2025.03.19 【日系電子部品メーカー・商社 中国台湾拠点特集】RYODEN 現地データ利活用、リカーリング事業を展開

赤司 局長

 RYODENの東アジア戦略局は中国上海を中心に深圳、広州、大連、成都、合肥、厦門、そして香港、台北、韓国ソウルに拠点を置く。

 従来の物販に加えデータ利活用による環境・省エネ・生産(DX)における課題解決に向けたリカーリングビジネスなどソリューションを拡大。赤司圭一東アジア戦略局長は「価値創出による継続的な収益拡大を目指す」という。

 中国市況は不動産低迷の影響が続くが中国半導体製造装置メーカーは堅調。

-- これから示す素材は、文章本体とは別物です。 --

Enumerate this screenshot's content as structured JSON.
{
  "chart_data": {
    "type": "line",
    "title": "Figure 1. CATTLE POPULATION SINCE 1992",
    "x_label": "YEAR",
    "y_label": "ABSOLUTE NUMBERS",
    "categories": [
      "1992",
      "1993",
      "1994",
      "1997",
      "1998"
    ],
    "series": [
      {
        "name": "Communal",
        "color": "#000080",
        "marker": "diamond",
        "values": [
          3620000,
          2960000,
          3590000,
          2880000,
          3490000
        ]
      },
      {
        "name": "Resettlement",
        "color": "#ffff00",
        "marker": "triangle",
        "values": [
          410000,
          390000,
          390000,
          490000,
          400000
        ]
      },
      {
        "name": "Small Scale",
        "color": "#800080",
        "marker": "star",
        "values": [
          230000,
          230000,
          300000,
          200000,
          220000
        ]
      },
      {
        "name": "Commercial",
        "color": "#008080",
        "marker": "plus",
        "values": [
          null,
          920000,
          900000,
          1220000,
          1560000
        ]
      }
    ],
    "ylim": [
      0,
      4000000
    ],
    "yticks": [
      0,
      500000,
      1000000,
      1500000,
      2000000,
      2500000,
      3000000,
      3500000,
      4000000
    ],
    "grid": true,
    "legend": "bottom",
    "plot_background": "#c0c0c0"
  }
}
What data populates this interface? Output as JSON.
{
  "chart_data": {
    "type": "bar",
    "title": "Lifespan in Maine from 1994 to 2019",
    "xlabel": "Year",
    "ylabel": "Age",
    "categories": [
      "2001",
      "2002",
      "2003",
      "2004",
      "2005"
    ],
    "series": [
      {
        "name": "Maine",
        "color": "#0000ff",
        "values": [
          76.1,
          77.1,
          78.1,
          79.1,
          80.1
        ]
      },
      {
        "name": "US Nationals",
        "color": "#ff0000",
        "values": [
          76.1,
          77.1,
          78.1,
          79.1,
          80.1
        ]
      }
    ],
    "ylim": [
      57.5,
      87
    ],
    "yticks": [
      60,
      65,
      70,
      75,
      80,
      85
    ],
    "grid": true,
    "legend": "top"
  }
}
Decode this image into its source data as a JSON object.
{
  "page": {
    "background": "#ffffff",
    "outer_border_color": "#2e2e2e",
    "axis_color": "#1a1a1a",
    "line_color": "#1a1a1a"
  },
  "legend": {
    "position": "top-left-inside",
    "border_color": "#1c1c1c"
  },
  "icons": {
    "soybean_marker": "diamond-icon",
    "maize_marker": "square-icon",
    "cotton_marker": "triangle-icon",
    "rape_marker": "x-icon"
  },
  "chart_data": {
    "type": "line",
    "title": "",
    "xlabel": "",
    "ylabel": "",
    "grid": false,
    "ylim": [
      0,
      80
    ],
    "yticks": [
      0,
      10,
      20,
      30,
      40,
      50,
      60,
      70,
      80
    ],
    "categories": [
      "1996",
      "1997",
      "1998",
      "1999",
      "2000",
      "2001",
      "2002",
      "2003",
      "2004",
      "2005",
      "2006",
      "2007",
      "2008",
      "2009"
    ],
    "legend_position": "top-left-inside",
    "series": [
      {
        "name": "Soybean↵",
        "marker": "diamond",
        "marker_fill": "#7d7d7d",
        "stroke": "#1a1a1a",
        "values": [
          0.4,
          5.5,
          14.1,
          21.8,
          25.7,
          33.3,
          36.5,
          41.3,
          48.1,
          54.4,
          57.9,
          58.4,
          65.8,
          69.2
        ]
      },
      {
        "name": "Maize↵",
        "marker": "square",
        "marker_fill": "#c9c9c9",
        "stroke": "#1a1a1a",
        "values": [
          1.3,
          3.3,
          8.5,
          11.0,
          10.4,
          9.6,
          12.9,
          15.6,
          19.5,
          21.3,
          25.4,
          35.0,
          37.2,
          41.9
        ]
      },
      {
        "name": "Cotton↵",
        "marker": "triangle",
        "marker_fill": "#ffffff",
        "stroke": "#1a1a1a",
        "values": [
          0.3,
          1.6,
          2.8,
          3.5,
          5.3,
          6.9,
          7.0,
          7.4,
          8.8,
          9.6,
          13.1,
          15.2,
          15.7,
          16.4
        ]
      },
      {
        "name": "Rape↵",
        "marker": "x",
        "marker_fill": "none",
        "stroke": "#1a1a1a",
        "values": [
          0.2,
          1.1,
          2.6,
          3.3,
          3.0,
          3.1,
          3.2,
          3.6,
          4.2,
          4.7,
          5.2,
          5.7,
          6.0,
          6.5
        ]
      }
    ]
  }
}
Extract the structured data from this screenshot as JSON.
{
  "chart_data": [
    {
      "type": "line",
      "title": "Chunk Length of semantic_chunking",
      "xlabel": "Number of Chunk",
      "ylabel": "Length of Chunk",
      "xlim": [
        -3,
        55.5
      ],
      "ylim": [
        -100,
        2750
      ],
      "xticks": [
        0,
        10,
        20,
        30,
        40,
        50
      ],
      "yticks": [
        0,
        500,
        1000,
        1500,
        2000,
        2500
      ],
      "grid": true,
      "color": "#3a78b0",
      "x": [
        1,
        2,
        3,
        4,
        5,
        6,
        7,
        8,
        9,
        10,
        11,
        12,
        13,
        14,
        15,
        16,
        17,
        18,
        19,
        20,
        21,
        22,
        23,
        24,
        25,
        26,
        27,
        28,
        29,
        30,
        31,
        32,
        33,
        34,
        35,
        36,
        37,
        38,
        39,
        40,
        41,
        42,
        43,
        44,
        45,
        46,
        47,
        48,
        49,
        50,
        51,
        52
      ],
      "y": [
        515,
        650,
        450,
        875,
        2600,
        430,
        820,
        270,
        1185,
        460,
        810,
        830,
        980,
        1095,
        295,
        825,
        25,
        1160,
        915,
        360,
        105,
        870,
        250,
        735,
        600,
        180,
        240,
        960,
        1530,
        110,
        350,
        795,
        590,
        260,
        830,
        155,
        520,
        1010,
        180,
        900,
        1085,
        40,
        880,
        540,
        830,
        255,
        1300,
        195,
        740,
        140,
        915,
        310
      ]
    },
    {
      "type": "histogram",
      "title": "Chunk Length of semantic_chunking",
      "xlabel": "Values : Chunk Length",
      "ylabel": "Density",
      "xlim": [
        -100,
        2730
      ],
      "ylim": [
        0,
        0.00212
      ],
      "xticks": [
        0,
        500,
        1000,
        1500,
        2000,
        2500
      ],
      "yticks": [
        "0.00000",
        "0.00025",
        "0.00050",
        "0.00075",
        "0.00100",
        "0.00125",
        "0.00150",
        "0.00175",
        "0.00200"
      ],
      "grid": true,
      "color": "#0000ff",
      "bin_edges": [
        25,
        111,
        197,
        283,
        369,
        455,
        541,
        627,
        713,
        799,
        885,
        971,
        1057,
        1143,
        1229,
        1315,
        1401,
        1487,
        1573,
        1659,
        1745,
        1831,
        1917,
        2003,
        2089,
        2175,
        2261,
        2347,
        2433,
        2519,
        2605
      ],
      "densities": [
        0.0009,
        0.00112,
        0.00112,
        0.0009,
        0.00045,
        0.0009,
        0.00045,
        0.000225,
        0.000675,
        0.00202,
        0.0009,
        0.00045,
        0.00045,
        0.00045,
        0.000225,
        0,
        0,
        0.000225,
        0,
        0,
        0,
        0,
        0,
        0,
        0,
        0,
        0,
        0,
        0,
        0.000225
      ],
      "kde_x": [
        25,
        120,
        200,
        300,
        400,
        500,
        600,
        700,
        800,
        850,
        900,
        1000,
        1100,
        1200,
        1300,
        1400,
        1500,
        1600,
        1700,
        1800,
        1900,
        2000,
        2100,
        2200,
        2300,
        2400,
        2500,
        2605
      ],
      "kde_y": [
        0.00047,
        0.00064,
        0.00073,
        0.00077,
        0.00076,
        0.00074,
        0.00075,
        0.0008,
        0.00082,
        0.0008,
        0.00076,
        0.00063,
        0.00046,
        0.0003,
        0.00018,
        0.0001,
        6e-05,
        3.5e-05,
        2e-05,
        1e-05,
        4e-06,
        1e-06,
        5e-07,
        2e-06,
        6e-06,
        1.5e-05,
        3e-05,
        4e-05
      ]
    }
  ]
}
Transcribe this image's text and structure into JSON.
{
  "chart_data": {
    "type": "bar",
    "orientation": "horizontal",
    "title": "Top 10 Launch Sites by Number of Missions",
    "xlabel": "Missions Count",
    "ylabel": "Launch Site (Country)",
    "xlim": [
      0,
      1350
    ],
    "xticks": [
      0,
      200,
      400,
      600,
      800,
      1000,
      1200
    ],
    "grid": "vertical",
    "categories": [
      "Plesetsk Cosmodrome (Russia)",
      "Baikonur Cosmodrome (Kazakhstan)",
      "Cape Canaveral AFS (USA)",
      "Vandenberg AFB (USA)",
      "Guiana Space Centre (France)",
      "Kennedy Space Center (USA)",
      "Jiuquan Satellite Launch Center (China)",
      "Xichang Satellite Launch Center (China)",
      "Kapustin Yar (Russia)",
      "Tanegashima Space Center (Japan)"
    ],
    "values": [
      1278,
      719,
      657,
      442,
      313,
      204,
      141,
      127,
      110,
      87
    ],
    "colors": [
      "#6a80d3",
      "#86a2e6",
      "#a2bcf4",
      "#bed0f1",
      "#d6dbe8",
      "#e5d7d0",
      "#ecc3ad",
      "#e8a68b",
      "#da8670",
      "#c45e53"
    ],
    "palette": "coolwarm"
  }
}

ただ米国の政策は注視する。

 現地企業の家電、空調機器は輸出をベースに増加傾向にあり、2025年後半の回復に期待する。

 21~22年に設立した合肥、厦門の拠点は工場自動化関連で事業拡大。24年は市況低迷が影響したが「顧客の近くでのサポートは非常に有効」(赤司氏)と手応えを語る。当面全拠点を維持し内陸への進出も探る。

 一方、地元メーカー台頭による物販の競争激化を意識し各拠点でソリューションへの転換は急ぐ。「中国の顧客は日本以上に製造現場などのデータを収集しているが活用に課題がある」(赤司氏)とし、リカーリングビジネスに生かす。

 現地戦略パートナーと日本に拠点を置く全社技術・ナレッジの集約地点である戦略技術センターと連携を強化。パートナーを使いこなす現地人材も育成した。

 データ利活用には人工知能(AI)サービスも検討。チャットGPTに迫る生成AIディープシークの台頭で「中国全土が動いている」とし関連企業も多く進歩が速いと期待する。

 東南アジア戦略局と連携し中国企業のタイ、ベトナム進出も支援。進出先で刈り取りを図る。競争力のある中国ローカル商材・ソリューションの東南アジアをはじめとする海外に向けた展開にも商機をみるが米国の関税には目配りする。

 台湾は現地パートナーとの連携による事業モデルが直近2~3年で成果を出した。RYODEN独自のモデルとして深化させ中期経営計画に反映する。